The current Kirkham Heights complex was built in 1950 and has 86 units, neatly nestled along an incline with some room to spare. But if the idea is drafted and approved, 86 units will be replaced with almost four times the amount of housing in that narrow spot.
As Noto said later, “Only 90 units of housing have been built in the Sunset over the past 10 years. I think it is imperative we build.”
According to Naomi Porat, co-founder of the project development management firm Transform Urban, the goal is to “create a model for environmentally and socially responsible urban infill development.” Another goal is to “attract a mix of income diversity, age diversity, and different types of housing.” Westlake Urban claims that 85 percent of current residents are “working professionals or students.”

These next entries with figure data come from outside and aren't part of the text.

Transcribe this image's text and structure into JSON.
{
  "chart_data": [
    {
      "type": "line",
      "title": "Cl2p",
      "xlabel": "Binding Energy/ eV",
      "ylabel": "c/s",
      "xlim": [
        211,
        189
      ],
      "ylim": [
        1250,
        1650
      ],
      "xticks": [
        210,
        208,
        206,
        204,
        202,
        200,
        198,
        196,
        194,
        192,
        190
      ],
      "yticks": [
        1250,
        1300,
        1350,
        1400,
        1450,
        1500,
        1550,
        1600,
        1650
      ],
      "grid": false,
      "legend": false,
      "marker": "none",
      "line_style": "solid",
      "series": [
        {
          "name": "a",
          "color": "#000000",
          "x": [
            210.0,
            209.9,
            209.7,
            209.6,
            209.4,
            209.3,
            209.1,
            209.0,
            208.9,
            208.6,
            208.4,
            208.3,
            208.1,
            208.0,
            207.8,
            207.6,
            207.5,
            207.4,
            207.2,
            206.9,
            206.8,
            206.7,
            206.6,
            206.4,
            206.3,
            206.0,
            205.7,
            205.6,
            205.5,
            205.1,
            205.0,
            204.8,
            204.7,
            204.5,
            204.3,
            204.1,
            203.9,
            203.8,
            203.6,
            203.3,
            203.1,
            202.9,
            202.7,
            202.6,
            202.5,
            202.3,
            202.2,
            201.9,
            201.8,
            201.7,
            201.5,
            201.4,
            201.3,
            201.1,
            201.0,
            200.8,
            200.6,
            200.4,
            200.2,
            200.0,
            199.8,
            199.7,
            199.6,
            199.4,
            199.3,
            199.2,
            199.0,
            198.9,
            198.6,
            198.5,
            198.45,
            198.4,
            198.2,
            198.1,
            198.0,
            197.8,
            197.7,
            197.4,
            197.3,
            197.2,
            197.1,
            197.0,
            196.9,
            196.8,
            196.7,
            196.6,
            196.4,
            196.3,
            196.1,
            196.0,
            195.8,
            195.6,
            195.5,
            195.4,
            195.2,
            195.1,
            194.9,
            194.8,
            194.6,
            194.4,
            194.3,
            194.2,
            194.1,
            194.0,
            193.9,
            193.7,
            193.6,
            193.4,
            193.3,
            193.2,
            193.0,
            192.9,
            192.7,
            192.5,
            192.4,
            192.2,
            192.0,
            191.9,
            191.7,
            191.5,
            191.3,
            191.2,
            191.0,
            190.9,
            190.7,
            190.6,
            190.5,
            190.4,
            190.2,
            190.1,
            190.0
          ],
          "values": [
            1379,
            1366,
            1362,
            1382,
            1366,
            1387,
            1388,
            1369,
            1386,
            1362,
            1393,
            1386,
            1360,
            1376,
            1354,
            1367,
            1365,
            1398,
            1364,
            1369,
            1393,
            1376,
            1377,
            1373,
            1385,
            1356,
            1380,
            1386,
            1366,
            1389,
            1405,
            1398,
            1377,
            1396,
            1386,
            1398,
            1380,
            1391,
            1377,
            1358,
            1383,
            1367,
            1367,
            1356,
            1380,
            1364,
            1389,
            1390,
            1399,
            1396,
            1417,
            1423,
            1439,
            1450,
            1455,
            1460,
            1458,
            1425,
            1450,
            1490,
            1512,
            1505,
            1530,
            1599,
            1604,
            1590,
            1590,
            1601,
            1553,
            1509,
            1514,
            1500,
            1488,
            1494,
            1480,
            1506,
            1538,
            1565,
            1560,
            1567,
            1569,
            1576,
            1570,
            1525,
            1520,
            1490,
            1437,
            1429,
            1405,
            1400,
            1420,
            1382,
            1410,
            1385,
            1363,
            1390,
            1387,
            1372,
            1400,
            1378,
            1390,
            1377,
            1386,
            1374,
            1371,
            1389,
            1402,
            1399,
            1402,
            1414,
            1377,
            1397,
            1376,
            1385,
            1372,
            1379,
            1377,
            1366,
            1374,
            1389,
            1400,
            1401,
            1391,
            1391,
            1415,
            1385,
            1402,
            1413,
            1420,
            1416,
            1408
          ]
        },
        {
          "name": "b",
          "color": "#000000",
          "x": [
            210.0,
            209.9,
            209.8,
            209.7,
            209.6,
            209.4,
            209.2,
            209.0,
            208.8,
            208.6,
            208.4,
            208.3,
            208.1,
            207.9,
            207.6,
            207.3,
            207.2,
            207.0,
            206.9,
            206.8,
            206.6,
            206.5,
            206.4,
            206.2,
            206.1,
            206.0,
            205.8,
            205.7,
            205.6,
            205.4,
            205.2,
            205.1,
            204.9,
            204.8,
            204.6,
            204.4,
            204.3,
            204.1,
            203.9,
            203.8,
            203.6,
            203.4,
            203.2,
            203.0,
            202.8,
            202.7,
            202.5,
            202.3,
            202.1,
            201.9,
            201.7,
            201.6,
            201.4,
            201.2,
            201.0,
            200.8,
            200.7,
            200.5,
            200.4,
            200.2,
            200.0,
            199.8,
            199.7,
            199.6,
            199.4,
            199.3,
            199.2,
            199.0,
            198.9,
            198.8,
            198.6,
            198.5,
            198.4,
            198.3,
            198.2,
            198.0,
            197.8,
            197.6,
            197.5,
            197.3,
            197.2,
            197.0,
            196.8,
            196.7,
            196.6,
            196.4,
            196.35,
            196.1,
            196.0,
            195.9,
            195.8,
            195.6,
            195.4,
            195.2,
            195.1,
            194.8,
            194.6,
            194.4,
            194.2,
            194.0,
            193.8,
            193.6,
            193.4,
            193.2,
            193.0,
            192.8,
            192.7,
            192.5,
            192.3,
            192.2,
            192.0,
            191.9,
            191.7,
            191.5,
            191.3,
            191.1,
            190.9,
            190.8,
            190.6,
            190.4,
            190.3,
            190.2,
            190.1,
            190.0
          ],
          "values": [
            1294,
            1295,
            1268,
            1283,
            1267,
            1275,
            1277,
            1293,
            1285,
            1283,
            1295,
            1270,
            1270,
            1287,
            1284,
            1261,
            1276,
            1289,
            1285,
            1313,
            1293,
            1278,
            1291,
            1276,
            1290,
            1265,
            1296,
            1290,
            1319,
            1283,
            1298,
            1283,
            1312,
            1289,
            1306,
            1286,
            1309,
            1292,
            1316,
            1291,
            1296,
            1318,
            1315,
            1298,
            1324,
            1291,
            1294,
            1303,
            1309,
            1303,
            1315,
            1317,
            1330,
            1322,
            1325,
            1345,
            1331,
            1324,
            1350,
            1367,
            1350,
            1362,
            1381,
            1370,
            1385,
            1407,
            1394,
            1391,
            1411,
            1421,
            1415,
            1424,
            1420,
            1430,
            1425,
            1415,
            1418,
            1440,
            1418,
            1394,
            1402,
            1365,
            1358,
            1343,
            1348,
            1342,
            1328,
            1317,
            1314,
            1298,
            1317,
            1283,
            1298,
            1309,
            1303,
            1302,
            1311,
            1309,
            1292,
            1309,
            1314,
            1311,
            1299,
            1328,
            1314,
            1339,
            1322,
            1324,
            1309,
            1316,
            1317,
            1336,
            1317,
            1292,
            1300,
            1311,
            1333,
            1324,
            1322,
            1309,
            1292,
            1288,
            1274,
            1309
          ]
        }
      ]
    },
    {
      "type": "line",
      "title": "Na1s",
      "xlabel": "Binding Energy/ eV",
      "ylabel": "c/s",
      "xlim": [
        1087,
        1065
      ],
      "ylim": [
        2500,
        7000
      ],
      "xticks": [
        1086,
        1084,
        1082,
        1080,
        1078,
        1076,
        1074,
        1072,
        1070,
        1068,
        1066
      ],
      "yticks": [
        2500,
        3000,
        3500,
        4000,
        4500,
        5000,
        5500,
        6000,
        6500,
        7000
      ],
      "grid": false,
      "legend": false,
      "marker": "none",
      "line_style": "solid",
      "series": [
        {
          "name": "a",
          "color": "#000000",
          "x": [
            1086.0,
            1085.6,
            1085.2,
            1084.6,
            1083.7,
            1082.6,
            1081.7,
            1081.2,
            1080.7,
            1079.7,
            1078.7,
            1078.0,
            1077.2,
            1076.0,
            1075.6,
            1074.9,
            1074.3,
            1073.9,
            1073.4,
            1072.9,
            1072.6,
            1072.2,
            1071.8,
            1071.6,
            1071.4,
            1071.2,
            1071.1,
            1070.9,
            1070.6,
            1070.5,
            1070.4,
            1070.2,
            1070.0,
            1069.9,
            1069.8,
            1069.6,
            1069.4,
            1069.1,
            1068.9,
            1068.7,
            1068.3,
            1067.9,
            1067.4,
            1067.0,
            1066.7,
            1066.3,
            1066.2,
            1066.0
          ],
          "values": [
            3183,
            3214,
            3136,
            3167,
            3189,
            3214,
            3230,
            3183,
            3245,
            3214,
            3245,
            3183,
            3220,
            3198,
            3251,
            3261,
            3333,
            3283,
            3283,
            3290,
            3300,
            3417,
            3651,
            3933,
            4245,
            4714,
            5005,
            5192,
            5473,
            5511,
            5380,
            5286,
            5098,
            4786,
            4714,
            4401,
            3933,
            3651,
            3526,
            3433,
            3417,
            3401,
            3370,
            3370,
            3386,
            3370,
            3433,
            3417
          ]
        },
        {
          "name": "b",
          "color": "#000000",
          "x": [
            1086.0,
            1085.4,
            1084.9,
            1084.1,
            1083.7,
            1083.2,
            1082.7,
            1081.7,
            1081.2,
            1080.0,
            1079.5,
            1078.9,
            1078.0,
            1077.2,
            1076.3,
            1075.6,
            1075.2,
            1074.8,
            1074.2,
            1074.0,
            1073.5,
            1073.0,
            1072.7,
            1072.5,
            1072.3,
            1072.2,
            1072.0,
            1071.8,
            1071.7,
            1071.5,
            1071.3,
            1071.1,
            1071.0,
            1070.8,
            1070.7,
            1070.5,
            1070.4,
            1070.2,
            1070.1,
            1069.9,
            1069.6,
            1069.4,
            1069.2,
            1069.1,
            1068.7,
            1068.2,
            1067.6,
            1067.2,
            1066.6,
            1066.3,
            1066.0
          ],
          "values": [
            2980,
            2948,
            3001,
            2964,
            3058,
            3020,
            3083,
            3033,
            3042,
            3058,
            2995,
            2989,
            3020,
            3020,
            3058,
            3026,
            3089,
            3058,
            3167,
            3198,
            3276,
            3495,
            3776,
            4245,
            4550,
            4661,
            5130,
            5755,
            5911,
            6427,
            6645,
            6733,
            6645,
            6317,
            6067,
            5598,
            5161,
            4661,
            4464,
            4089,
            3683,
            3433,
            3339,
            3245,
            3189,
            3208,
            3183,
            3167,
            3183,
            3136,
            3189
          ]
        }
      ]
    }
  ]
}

Former SF Planning Commissioner Dennis Antenore was present. He insisted that the amount of affordable housing should be increased to more than 30 percent, since what is being envisioned is on a grand scale.
Local realtor John Barry who lives and works on 10th Ave, not far from the Kirkham Heights complex is in favor of more housing. But as he later said. “The 'Cezanne-like' rendering that accompanied the presentation says little of the reality here.” The bulk of construction for that many units has no other space to build, but up.

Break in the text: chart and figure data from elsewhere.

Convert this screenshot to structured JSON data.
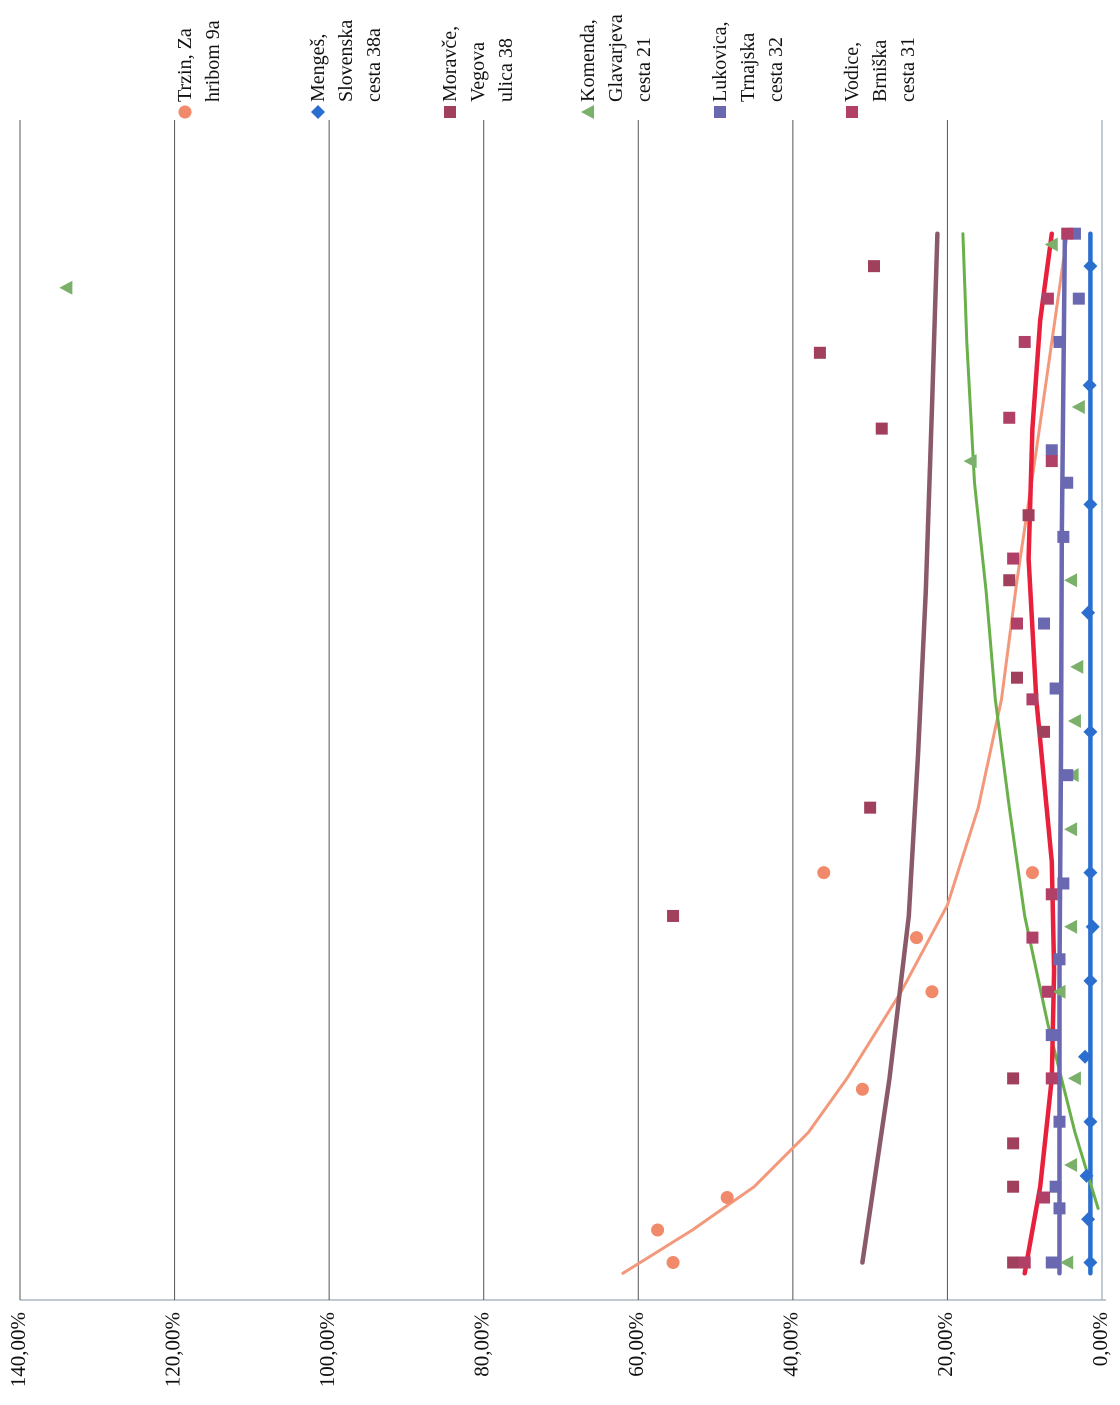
{
  "chart_data": {
    "type": "scatter",
    "title": "",
    "xlabel": "",
    "ylabel": "",
    "y_ticks": [
      "0,00%",
      "20,00%",
      "40,00%",
      "60,00%",
      "80,00%",
      "100,00%",
      "120,00%",
      "140,00%"
    ],
    "ylim": [
      0,
      140
    ],
    "x_range": [
      0,
      1
    ],
    "gridlines": "horizontal",
    "legend_position": "top",
    "series": [
      {
        "name": "Trzin, Za hribom 9a",
        "color": "#f08a6a",
        "marker": "circle",
        "points": [
          [
            0.03,
            55.5
          ],
          [
            0.06,
            57.5
          ],
          [
            0.09,
            48.5
          ],
          [
            0.19,
            31
          ],
          [
            0.28,
            22
          ],
          [
            0.33,
            24
          ],
          [
            0.39,
            36
          ],
          [
            0.39,
            9
          ]
        ],
        "trend": {
          "color": "#f4987c",
          "points": [
            [
              0.02,
              62
            ],
            [
              0.06,
              53
            ],
            [
              0.1,
              45
            ],
            [
              0.15,
              38
            ],
            [
              0.2,
              33
            ],
            [
              0.28,
              26
            ],
            [
              0.36,
              20
            ],
            [
              0.45,
              16
            ],
            [
              0.55,
              13
            ],
            [
              0.66,
              11
            ],
            [
              0.78,
              8.5
            ],
            [
              0.88,
              6.5
            ],
            [
              0.98,
              4.5
            ]
          ]
        }
      },
      {
        "name": "Mengeš, Slovenska cesta 38a",
        "color": "#2a6fcf",
        "marker": "diamond",
        "points": [
          [
            0.03,
            1.5
          ],
          [
            0.07,
            1.8
          ],
          [
            0.11,
            2
          ],
          [
            0.16,
            1.5
          ],
          [
            0.22,
            2.2
          ],
          [
            0.29,
            1.5
          ],
          [
            0.34,
            1.2
          ],
          [
            0.39,
            1.5
          ],
          [
            0.52,
            1.5
          ],
          [
            0.63,
            1.8
          ],
          [
            0.73,
            1.5
          ],
          [
            0.84,
            1.6
          ],
          [
            0.95,
            1.5
          ]
        ],
        "trend": {
          "color": "#2a6fcf",
          "points": [
            [
              0.02,
              1.5
            ],
            [
              0.98,
              1.5
            ]
          ]
        }
      },
      {
        "name": "Moravče, Vegova ulica 38",
        "color": "#a0405c",
        "marker": "square",
        "points": [
          [
            0.03,
            11.5
          ],
          [
            0.1,
            11.5
          ],
          [
            0.14,
            11.5
          ],
          [
            0.2,
            11.5
          ],
          [
            0.35,
            55.5
          ],
          [
            0.45,
            30
          ],
          [
            0.52,
            7.5
          ],
          [
            0.57,
            11
          ],
          [
            0.66,
            12
          ],
          [
            0.72,
            9.5
          ],
          [
            0.8,
            28.5
          ],
          [
            0.87,
            36.5
          ],
          [
            0.95,
            29.5
          ]
        ],
        "trend": {
          "color": "#8a5a68",
          "points": [
            [
              0.03,
              31
            ],
            [
              0.2,
              27.5
            ],
            [
              0.35,
              25
            ],
            [
              0.5,
              23.8
            ],
            [
              0.65,
              22.8
            ],
            [
              0.82,
              22
            ],
            [
              0.98,
              21.3
            ]
          ]
        }
      },
      {
        "name": "Komenda, Glavarjeva cesta 21",
        "color": "#7ab06a",
        "marker": "triangle",
        "points": [
          [
            0.03,
            4.5
          ],
          [
            0.12,
            4
          ],
          [
            0.2,
            3.5
          ],
          [
            0.28,
            5.5
          ],
          [
            0.34,
            4
          ],
          [
            0.43,
            4
          ],
          [
            0.48,
            3.8
          ],
          [
            0.53,
            3.5
          ],
          [
            0.58,
            3.2
          ],
          [
            0.66,
            4
          ],
          [
            0.77,
            17
          ],
          [
            0.82,
            3
          ],
          [
            0.93,
            134
          ],
          [
            0.97,
            6.5
          ]
        ],
        "trend": {
          "color": "#6ab04a",
          "points": [
            [
              0.08,
              0.5
            ],
            [
              0.15,
              3.5
            ],
            [
              0.25,
              7
            ],
            [
              0.35,
              10
            ],
            [
              0.45,
              12
            ],
            [
              0.55,
              13.8
            ],
            [
              0.65,
              15
            ],
            [
              0.75,
              16.5
            ],
            [
              0.88,
              17.5
            ],
            [
              0.98,
              18
            ]
          ]
        }
      },
      {
        "name": "Lukovica, Trnajska cesta 32",
        "color": "#6a68b0",
        "marker": "square",
        "points": [
          [
            0.03,
            6.5
          ],
          [
            0.08,
            5.5
          ],
          [
            0.1,
            6
          ],
          [
            0.16,
            5.5
          ],
          [
            0.24,
            6.5
          ],
          [
            0.31,
            5.5
          ],
          [
            0.38,
            5
          ],
          [
            0.48,
            4.5
          ],
          [
            0.56,
            6
          ],
          [
            0.62,
            7.5
          ],
          [
            0.7,
            5
          ],
          [
            0.75,
            4.5
          ],
          [
            0.78,
            6.5
          ],
          [
            0.88,
            5.5
          ],
          [
            0.92,
            3
          ],
          [
            0.98,
            3.5
          ]
        ],
        "trend": {
          "color": "#6a68b0",
          "points": [
            [
              0.02,
              5.5
            ],
            [
              0.3,
              5.5
            ],
            [
              0.5,
              5.3
            ],
            [
              0.7,
              5.2
            ],
            [
              0.98,
              4.8
            ]
          ]
        }
      },
      {
        "name": "Vodice, Brniška cesta 31",
        "color": "#b04068",
        "marker": "square",
        "points": [
          [
            0.03,
            10
          ],
          [
            0.09,
            7.5
          ],
          [
            0.2,
            6.5
          ],
          [
            0.28,
            7
          ],
          [
            0.33,
            9
          ],
          [
            0.37,
            6.5
          ],
          [
            0.55,
            9
          ],
          [
            0.62,
            11
          ],
          [
            0.68,
            11.5
          ],
          [
            0.77,
            6.5
          ],
          [
            0.81,
            12
          ],
          [
            0.88,
            10
          ],
          [
            0.92,
            7
          ],
          [
            0.98,
            4.5
          ]
        ],
        "trend": {
          "color": "#e8203c",
          "points": [
            [
              0.02,
              10
            ],
            [
              0.1,
              8
            ],
            [
              0.2,
              6.5
            ],
            [
              0.3,
              6.2
            ],
            [
              0.4,
              6.5
            ],
            [
              0.55,
              8.5
            ],
            [
              0.68,
              9.5
            ],
            [
              0.8,
              9
            ],
            [
              0.9,
              8
            ],
            [
              0.98,
              6.5
            ]
          ]
        }
      }
    ]
  }
}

Barry believes newer construction ideas could be done. But he noted “what about parking?” “If 460 units were to be built, I don’t see how cars can fit into the site.” The idea of urging residents with cars to park on surrounding streets is unwise. “Parking in the neighborhood is a problem enough as it is,” he said.
Noto emphasized that the meeting’s purpose was informational. “Mostly for the ‘stakeholders’ and “no application has been submitted as of yet, Noto said. This is all preliminary.
Two representatives of the Planning Dept. were at the meeting, Marcelle Boudreaux and Kansai Uchida. “I was not impressed with them, said Barry it all seemed to be the developers who had all the info and answered questions.”
Tim Colen, of the Housing Action Coalition was present and is in favor of the idea. He promotes large-scale re-builds like Parkmerced. Located near San Francisco State University, Parkmerced was built after WWII and has been the subject of debate as plans are moving forward to add more high rise towers and demolish the garden duplex units. Many long-time residents were evicted and displaced as Parkmerced expansion has still not fully been approved or finalized.
Barry noted that even if the project gets underway, there was little understanding presented about rental laws. “Rent control is an issue and while I like the idea of new housing, where are the current residents going to go? It seems to be some tenants will be rolled off, like a log down the hill.” “If relocated during construction, he said, will they be able to come back?”
Then there are the environmental issues. So many units along a slim space of hillside; “Trees will have to go and some major moving of earth at Mt. Sutro. It won’t be easy,” said Barry.
Craig Dawson of Mount Sutro Stewards attended. He has lived in the area all is life and is a champion of the mountain and its trails. Developers say they will respect the mountain and its trails. Dawson later would only say, “nothing is set in stone at the moment. There isn’t even an Environmental Impact Report out yet. Plans may change six times or more, by then, so we have to wait and see.”